Certainly! Let’s calculate the molarity of a solution when 5.0 grams of potassium bromide (KBr) is dissolved to make a 0.500 liter solution. We'll go through the steps to determine this, rounding our final answer to two significant digits.
### Step-by-Step Solution:
1. Determine the molar mass of KBr:
- Potassium (K) has an atomic mass of approximately 39.1 g/mol.
- Bromine (Br) has an atomic mass of approximately 79.9 g/mol.

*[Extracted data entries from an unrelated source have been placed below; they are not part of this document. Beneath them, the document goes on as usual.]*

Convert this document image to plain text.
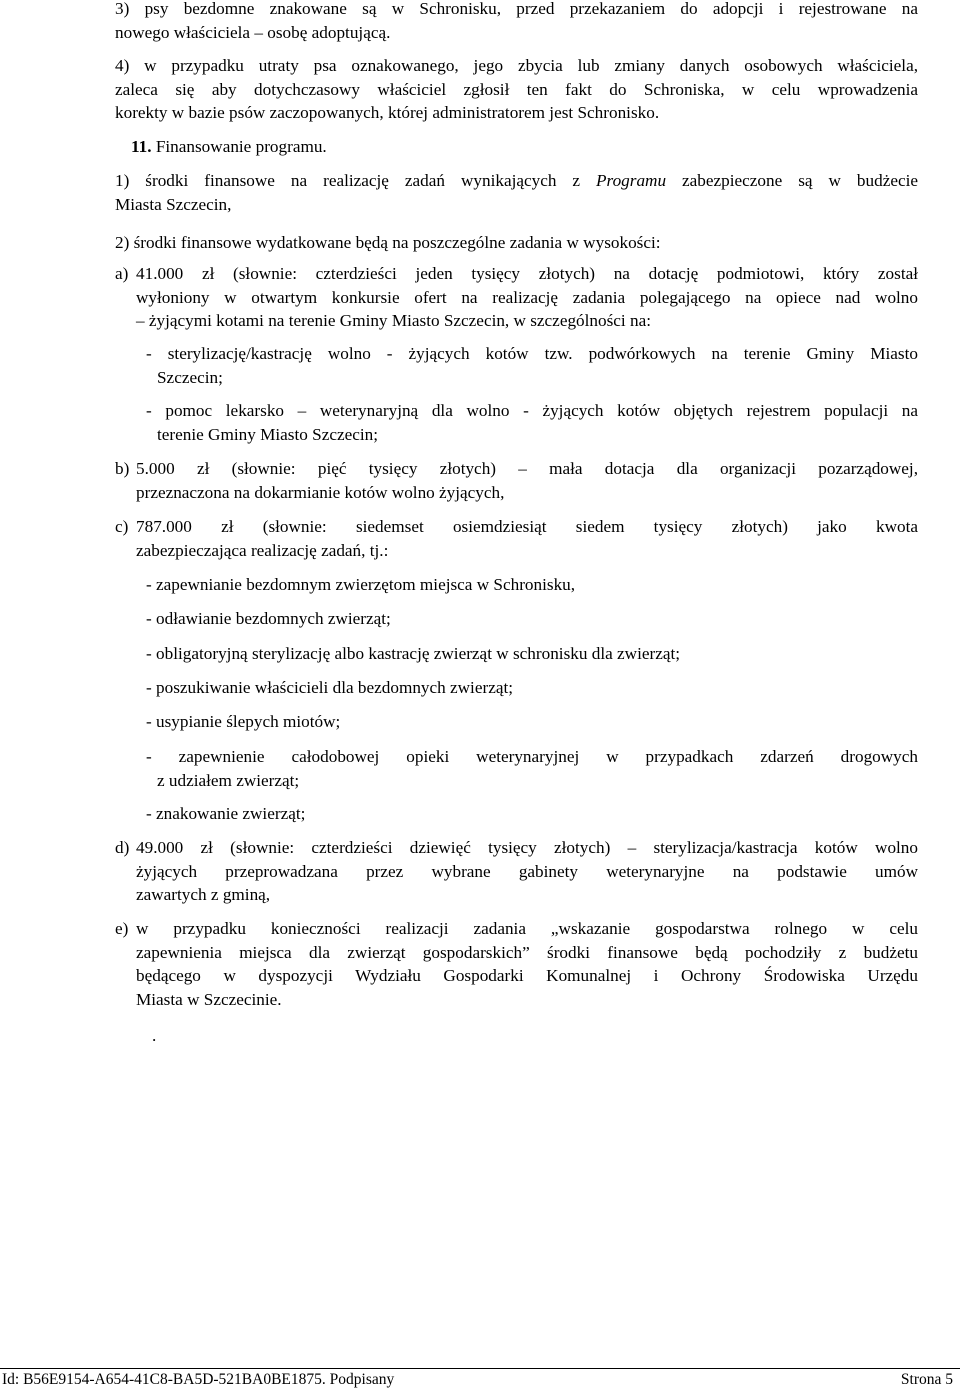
3) psy bezdomne znakowane są w Schronisku, przed przekazaniem do adopcji i rejestrowane na
nowego właściciela – osobę adoptującą.
4) w przypadku utraty psa oznakowanego, jego zbycia lub zmiany danych osobowych właściciela,
zaleca się aby dotychczasowy właściciel zgłosił ten fakt do Schroniska, w celu wprowadzenia
korekty w bazie psów zaczopowanych, której administratorem jest Schronisko.
11. Finansowanie programu.
1) środki finansowe na realizację zadań wynikających z Programu zabezpieczone są w budżecie
Miasta Szczecin,
2) środki finansowe wydatkowane będą na poszczególne zadania w wysokości:
a) 41.000 zł (słownie: czterdzieści jeden tysięcy złotych) na dotację podmiotowi, który został
wyłoniony w otwartym konkursie ofert na realizację zadania polegającego na opiece nad wolno
– żyjącymi kotami na terenie Gminy Miasto Szczecin, w szczególności na:
- sterylizację/kastrację wolno - żyjących kotów tzw. podwórkowych na terenie Gminy Miasto
Szczecin;
- pomoc lekarsko – weterynaryjną dla wolno - żyjących kotów objętych rejestrem populacji na
terenie Gminy Miasto Szczecin;
b) 5.000 zł (słownie: pięć tysięcy złotych) – mała dotacja dla organizacji pozarządowej,
przeznaczona na dokarmianie kotów wolno żyjących,
c) 787.000 zł (słownie: siedemset osiemdziesiąt siedem tysięcy złotych) jako kwota
zabezpieczająca realizację zadań, tj.:
- zapewnianie bezdomnym zwierzętom miejsca w Schronisku,
- odławianie bezdomnych zwierząt;
- obligatoryjną sterylizację albo kastrację zwierząt w schronisku dla zwierząt;
- poszukiwanie właścicieli dla bezdomnych zwierząt;
- usypianie ślepych miotów;
- zapewnienie całodobowej opieki weterynaryjnej w przypadkach zdarzeń drogowych
z udziałem zwierząt;
- znakowanie zwierząt;
d) 49.000 zł (słownie: czterdzieści dziewięć tysięcy złotych) – sterylizacja/kastracja kotów wolno
żyjących przeprowadzana przez wybrane gabinety weterynaryjne na podstawie umów
zawartych z gminą,
e) w przypadku konieczności realizacji zadania „wskazanie gospodarstwa rolnego w celu
zapewnienia miejsca dla zwierząt gospodarskich” środki finansowe będą pochodziły z budżetu
będącego w dyspozycji Wydziału Gospodarki Komunalnej i Ochrony Środowiska Urzędu
Miasta w Szczecinie.
.
Id: B56E9154-A654-41C8-BA5D-521BA0BE1875. Podpisany	Strona 5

- Therefore, the molar mass of KBr is:
[tex]\[
\text{Molar Mass of KBr} = 39.1 \, \text{g/mol} + 79.9 \, \text{g/mol} = 119.0 \, \text{g/mol}
\][/tex]
2. Calculate the number of moles of KBr:
- We have 5.0 grams of KBr.
- Using the molar mass to find the moles:
[tex]\[
\text{Moles of KBr} = \frac{\text{mass of KBr}}{\text{molar mass of KBr}} = \frac{5.0 \, \text{g}}{119.0 \, \text{g/mol}} \approx 0.0420 \, \text{moles}
\][/tex]
3. Determine the volume of the solution in liters:
- The solution volume is already given as 0.500 liters.
4. Calculate the molarity (M):
- Molarity is defined as the number of moles of solute per liter of solution.
[tex]\[
\text{Molarity} (M) = \frac{\text{moles of solute}}{\text{liters of solution}} = \frac{0.0420 \, \text{moles}}{0.500 \, \text{L}} = 0.0840 \, \text{M}
\][/tex]
5. Round the molarity to two significant digits:
- The calculated molarity is approximately 0.0840 M.
- Rounding 0.0840 to two significant digits gives us:
[tex]\[
\text{Molarity (rounded)} = 0.08 \, \text{M}
\][/tex]
Therefore, the molarity of the solution when 5.0 grams of KBr is dissolved in 0.500 liters of solution is [tex]\(0.08 \, \text{M}\)[/tex].